On the plus side, here was one of those "teachable moments" parents are always advised to seize. Today we will review prepositional phrases. The garbage bag is under the sink. Half-eaten pizza slices and greasy paper plates lie beside, behind and around the garbage bag. Pizza sauce is smeared inside the cabinet door. A better way to dispose of $25 worth of takeout pizza is to try to locate the opening on top of the bag.
Tomorrow I will commit to a single, unifying, literary disaster metaphor. I am considering Into Thin Air, Jon Krakauer's account of a brutal, exhausting and ultimately disastrous Mt. Everest expedition in which every step was an exercise in endurance and oxygen rationing. It feels right.
Then I am going to attempt to drive them out of the house by initiating conversation with them. I will announce plans to make the living room a haven for their intellectual development. I will introduce them to Keynesian economic theory and the pluperfect indicative tense. I was exhausted this morning because my oxygen patience had run out.

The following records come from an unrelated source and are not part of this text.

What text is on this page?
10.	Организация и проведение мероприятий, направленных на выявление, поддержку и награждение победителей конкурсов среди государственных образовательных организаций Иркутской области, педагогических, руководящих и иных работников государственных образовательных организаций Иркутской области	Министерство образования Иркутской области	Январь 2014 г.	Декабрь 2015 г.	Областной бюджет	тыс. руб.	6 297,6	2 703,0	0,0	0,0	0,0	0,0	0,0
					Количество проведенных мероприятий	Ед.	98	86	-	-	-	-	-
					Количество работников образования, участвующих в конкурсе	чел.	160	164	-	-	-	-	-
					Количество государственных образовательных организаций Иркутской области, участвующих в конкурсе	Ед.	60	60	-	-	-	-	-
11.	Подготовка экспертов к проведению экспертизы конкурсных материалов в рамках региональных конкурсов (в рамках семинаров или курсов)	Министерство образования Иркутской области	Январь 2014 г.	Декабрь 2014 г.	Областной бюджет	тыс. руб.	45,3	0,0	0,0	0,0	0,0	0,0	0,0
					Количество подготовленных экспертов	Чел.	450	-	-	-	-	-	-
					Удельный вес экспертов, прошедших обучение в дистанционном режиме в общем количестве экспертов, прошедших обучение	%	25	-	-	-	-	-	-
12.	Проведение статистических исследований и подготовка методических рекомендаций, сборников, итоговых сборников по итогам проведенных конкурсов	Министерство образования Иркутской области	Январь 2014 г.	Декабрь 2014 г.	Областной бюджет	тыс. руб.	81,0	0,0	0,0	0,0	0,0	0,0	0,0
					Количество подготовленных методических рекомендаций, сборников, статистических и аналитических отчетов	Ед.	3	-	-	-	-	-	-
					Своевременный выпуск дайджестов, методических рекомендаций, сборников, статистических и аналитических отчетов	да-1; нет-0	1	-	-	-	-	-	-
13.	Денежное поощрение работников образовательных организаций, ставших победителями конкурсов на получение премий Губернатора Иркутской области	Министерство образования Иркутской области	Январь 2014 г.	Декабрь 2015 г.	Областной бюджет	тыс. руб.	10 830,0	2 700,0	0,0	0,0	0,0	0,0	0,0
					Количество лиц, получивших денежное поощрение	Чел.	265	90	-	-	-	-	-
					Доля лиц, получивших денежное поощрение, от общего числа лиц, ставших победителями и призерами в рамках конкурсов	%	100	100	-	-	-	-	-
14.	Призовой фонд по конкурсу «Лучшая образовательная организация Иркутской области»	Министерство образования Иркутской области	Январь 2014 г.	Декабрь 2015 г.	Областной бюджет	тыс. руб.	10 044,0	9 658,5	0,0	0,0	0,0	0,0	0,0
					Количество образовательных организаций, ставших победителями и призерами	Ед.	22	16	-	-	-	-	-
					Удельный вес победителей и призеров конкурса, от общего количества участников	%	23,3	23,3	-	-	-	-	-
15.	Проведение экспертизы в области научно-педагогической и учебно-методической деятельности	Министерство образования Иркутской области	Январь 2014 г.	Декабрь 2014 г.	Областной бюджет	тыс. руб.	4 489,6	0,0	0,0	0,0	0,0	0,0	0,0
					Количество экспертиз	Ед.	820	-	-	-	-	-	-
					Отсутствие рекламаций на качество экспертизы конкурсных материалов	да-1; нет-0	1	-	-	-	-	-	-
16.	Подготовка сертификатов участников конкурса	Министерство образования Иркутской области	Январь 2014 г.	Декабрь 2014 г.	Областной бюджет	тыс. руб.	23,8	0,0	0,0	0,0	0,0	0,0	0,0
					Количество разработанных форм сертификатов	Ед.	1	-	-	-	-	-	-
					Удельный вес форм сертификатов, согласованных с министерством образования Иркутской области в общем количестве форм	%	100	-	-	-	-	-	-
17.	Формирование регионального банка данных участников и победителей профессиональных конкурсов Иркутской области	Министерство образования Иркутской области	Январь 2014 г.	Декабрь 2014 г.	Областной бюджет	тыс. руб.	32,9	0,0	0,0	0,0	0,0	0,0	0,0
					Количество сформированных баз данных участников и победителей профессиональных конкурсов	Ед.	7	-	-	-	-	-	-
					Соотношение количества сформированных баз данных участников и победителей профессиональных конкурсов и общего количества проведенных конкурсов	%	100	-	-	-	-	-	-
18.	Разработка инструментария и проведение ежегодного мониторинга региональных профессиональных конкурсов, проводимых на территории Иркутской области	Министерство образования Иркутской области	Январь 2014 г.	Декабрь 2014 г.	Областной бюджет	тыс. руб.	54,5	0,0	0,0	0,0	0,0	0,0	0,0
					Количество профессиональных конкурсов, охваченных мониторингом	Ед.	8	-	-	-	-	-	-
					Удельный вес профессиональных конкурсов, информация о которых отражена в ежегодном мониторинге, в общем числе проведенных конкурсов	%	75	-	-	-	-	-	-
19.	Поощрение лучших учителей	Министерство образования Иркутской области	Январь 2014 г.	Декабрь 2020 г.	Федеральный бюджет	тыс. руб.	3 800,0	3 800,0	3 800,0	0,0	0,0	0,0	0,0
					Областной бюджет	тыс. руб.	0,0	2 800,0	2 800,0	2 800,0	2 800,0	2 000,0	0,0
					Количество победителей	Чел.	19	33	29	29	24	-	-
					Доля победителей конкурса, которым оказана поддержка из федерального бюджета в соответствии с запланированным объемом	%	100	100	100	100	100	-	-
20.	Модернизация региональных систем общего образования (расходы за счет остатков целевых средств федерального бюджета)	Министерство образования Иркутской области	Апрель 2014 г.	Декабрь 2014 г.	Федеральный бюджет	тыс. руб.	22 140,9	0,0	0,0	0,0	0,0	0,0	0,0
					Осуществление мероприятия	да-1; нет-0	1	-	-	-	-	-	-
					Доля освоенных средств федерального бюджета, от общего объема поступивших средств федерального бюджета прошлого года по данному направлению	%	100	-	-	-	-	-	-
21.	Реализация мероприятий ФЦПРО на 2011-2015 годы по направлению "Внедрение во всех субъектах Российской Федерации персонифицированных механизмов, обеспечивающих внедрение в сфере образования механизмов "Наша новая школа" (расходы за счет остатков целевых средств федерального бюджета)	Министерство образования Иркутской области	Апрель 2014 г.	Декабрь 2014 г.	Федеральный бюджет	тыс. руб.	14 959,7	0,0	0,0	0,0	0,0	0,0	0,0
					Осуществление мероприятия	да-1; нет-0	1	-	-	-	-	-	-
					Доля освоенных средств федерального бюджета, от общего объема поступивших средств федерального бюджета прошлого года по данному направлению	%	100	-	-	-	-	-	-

I will make sure they have a ready means of transportation away from the house, ensuring that bicycles, skateboards, rappelling equipment and other modes of teenage transport are in working order.
Then I will lock the doors and tackle the Everest size pile of laundry they have left behind.
Photo: Base camp Boy.
The value of the literary metaphor for surviving summer cannot be underestimated. My now-husband and I spent an enjoyable week fighting a tremendous midwestern heat wave about ten years ago by camping out in the one room in our apartment that had a window AC unit, drinking cool things, thinking cold thoughts, and reading Krakauer's novel. It worked wonderfully.
Good luck with the laundry.
I have to say, too, that I fully appreciate the promised pluperfect, and that it was wonderful to meet you.
Posted by: MommyTime | July 26, 2009 at 08:48 PM
When surveying our messy clutered house, my ex and I would always ask, "Were we robbed?"